8 The industry can divided into two sectors. The research-based pharmaceutical companies are those that source and develop new drugs, and seek patent protection for their products. Generic manufacturers are companies which produce copies or equivalents, based on an original product once the period of patent protection on that product has expired. Generic products are subject to the same safety, quality and efficacy criteria, but are cheaper.

9 For example, the UK rewards pharmaceutical companies' local capital investment with higher profits. And although not permitted under European law, it is suggested that some other countries implicitly tie reimbursement to a medicine's country of origin in order to promote the domestic industry (Permanand and Altenstetter Citation2004).

10 Shechter Citation(1998) claims that those Members of the European Parliament who did not appear sympathetic to the industry's stance were not given copies of the report.

11 Also with a large generics industry, the German government's priorities were especially complicated.
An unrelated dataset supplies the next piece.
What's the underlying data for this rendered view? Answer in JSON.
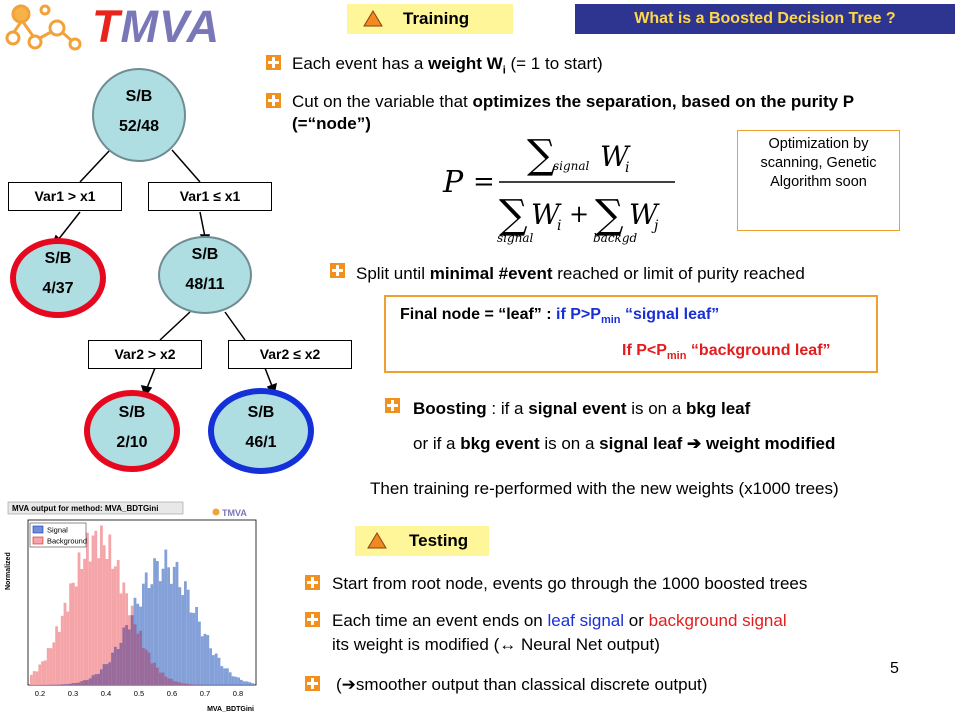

12 Most important of which was a transition period for Greece, Portugal and Spain (which had opposed the proposals in the Council of Ministers) allowing them until 1998 to implement the legislation.

13 The agency's recommendations are based solely on the criteria of quality, safety and efficacy from the original 1965 Directive.

14 The US Food and Drug Administration has strict views on what constitutes an innovative advance vis-à-vis drug applications (grounds for ‘priority review’), while the EMEA's innovation criteria are vague and dependent on the ‘opinion’ of the agency.

15 For a detailed discussion of further EMEA criticisms – particularly in terms of the authorization procedures and public health interests – see Abraham and Lewis Citation(2000).

16 These were Directives 75/318/EEC, 75/319/EEC, 83/570/EEC and 87/22/EEC.

17 Cases C-181/82 Roussel Laboratoria BV & Others v. Netherlands (ECR 3849) and C-238/82 Duphar & Others v. Netherlands (ECR 523).